Ormiston’s summing-up: ‘Easiest quid you’ll ever lose.’
Rebus retired to one of the computers and got back to work. Siobhan Cla
rke had already come round snooping.
‘Writing it up for one of the tabloids?’
‘No such luck.’
He tried to keep it simple, and when he was happy with the finished product he printed off two copies. Then he went out to buy a couple of nice, bright folders . . .

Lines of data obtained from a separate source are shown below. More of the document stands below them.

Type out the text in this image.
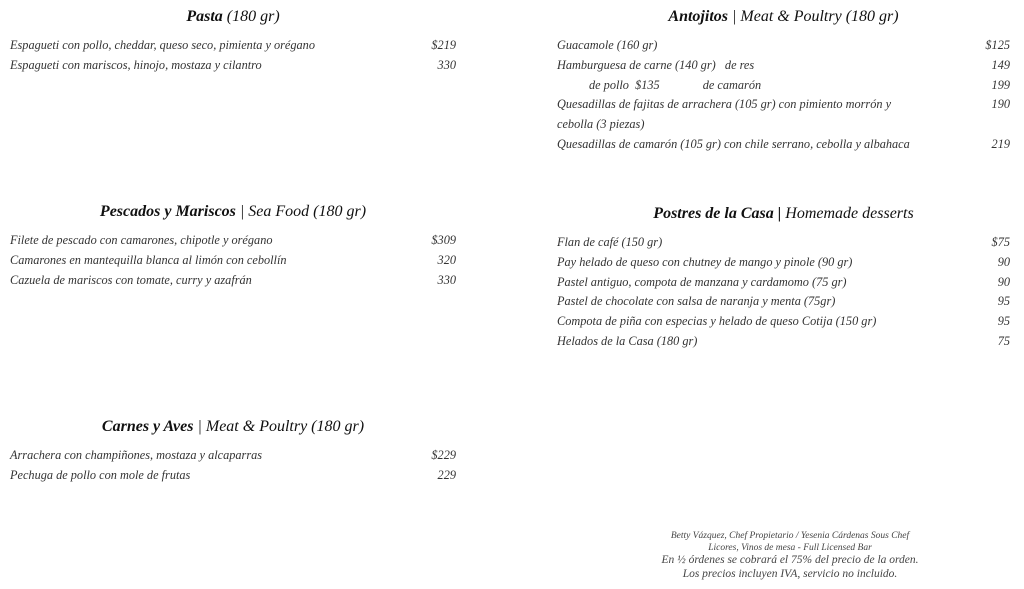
Pasta (180 gr)
Espagueti con pollo, cheddar, queso seco, pimienta y orégano	$219
Espagueti con mariscos, hinojo, mostaza y cilantro	330
Pescados y Mariscos | Sea Food (180 gr)
Filete de pescado con camarones, chipotle y orégano	$309
Camarones en mantequilla blanca al limón con cebollín	320
Cazuela de mariscos con tomate, curry y azafrán	330
Carnes y Aves | Meat & Poultry (180 gr)
Arrachera con champiñones, mostaza y alcaparras	$229
Pechuga de pollo con mole de frutas	229
Antojitos | Meat & Poultry (180 gr)
Guacamole (160 gr)	$125
Hamburguesa de carne (140 gr)   de res	149
de pollo  $135              de camarón	199
Quesadillas de fajitas de arrachera (105 gr) con pimiento morrón y	190
cebolla (3 piezas)
Quesadillas de camarón (105 gr) con chile serrano, cebolla y albahaca	219
Postres de la Casa | Homemade desserts
Flan de café (150 gr)	$75
Pay helado de queso con chutney de mango y pinole (90 gr)	90
Pastel antiguo, compota de manzana y cardamomo (75 gr)	90
Pastel de chocolate con salsa de naranja y menta (75gr)	95
Compota de piña con especias y helado de queso Cotija (150 gr)	95
Helados de la Casa (180 gr)	75
Betty Vázquez, Chef Propietario / Yesenia Cárdenas Sous Chef
Licores, Vinos de mesa - Full Licensed Bar
En ½ órdenes se cobrará el 75% del precio de la orden.
Los precios incluyen IVA, servicio no incluido.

He dropped off one of the folders, then returned home, too restless to be much use at Fettes. Three men were waiting in his tenement stairwell. Two more came in behind him, blocking the only escape route. Rebus recognised Jake Tarawicz and one of his muscle-men from the scrapyard. The others were new to him.
‘Up the stairs,’ Tarawicz ordered. Rebus was a prisoner under escort as they climbed the steps.
‘Unlock the door.’
‘If I’d known you were coming, I’d have got in some beers,’ Rebus said, searching his pockets for keys. He was wondering which was safer: let them in, or keep them out? Tarawicz made the decision for him, nodded some signal. Rebus’s arms were grabbed, hands went into his jacket and trousers, found his keys. He kept his face blank, eyes on Tarawicz.
‘Big mistake,’ he said.
‘In,’ Tarawicz ordered. They pushed Rebus into the hallway, walked him to the living room.
‘Sit.’
Hands pushed Rebus on to the sofa.
‘At least let me make a pot of tea,’ he said. Inside he was trembling, knowing everything he couldn’t afford to give away.

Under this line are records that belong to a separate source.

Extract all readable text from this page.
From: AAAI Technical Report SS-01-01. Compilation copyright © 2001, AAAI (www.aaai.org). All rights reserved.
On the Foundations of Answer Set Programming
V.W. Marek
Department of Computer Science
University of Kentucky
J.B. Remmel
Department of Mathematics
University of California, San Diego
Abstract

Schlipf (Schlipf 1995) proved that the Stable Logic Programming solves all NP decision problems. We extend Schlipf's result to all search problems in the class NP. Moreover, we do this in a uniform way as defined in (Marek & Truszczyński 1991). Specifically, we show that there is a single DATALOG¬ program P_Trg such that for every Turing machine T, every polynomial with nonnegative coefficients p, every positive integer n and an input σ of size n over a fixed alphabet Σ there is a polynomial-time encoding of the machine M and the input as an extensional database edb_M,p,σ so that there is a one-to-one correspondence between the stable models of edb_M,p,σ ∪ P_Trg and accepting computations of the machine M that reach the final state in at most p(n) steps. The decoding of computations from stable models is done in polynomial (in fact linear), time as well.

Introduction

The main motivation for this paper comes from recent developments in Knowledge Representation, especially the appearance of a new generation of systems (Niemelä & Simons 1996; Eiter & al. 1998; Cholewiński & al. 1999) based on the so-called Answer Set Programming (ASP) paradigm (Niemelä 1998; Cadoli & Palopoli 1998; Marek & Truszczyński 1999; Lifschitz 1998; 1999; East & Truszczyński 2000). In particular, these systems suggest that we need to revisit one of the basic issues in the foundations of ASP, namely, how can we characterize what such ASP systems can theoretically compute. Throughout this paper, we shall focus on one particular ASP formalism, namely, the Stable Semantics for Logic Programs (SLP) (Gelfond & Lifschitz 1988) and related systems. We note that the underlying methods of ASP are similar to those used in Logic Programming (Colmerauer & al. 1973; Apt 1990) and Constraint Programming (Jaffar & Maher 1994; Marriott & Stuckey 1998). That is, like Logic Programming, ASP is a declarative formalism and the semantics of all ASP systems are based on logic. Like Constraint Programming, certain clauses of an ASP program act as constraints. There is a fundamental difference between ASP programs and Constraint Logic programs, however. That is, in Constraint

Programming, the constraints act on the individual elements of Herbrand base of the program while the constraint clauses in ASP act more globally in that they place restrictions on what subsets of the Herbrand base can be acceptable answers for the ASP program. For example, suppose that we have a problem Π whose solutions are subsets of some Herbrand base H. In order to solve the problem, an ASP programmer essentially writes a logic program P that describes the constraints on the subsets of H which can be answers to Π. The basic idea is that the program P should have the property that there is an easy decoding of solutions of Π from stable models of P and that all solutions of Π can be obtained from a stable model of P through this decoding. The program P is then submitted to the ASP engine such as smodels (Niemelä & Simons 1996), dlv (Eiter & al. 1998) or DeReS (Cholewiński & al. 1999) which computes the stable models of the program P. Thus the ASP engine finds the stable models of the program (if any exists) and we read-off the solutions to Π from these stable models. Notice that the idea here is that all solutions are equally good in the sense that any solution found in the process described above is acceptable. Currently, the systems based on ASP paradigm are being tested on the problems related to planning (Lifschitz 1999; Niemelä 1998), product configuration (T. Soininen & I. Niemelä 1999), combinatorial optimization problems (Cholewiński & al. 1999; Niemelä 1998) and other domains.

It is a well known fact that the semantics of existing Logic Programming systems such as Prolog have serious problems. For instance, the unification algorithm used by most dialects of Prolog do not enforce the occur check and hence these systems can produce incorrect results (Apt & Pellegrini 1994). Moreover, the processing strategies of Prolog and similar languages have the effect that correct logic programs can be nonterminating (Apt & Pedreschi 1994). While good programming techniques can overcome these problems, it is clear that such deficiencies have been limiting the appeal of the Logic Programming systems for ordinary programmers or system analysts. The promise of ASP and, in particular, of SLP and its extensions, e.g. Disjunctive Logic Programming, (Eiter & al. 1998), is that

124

‘Nice place,’ Mr Pink Eyes was saying. ‘Lacks the feminine touch though.’ He turned to Rebus. ‘Where is she?’ Two of the men had peeled off to search the place.
‘Who?’
‘I mean, who else would she turn to? Not your daughter . . . not now she’s in a coma.’
Rebus stared at him. ‘What do you know about that?’ The two men returned, shook their heads.
‘I hear things.’ Tarawicz pulled out a dining-chair and sat down. There were two men behind the sofa, two in front.
‘Make yourselves at home, lads. Where’s the Crab, Jake?’ Reasoning: a question he might be expected to ask.
‘Down south. What’s it to you?’
Rebus shrugged.
‘Shame about your daughter. Going to make a recovery, is she?’ Rebus didn’t answer. Tarawicz smiled. ‘National Health Service . . . I wouldn’t trust it myself.’ He paused. ‘Where is she, Rebus?’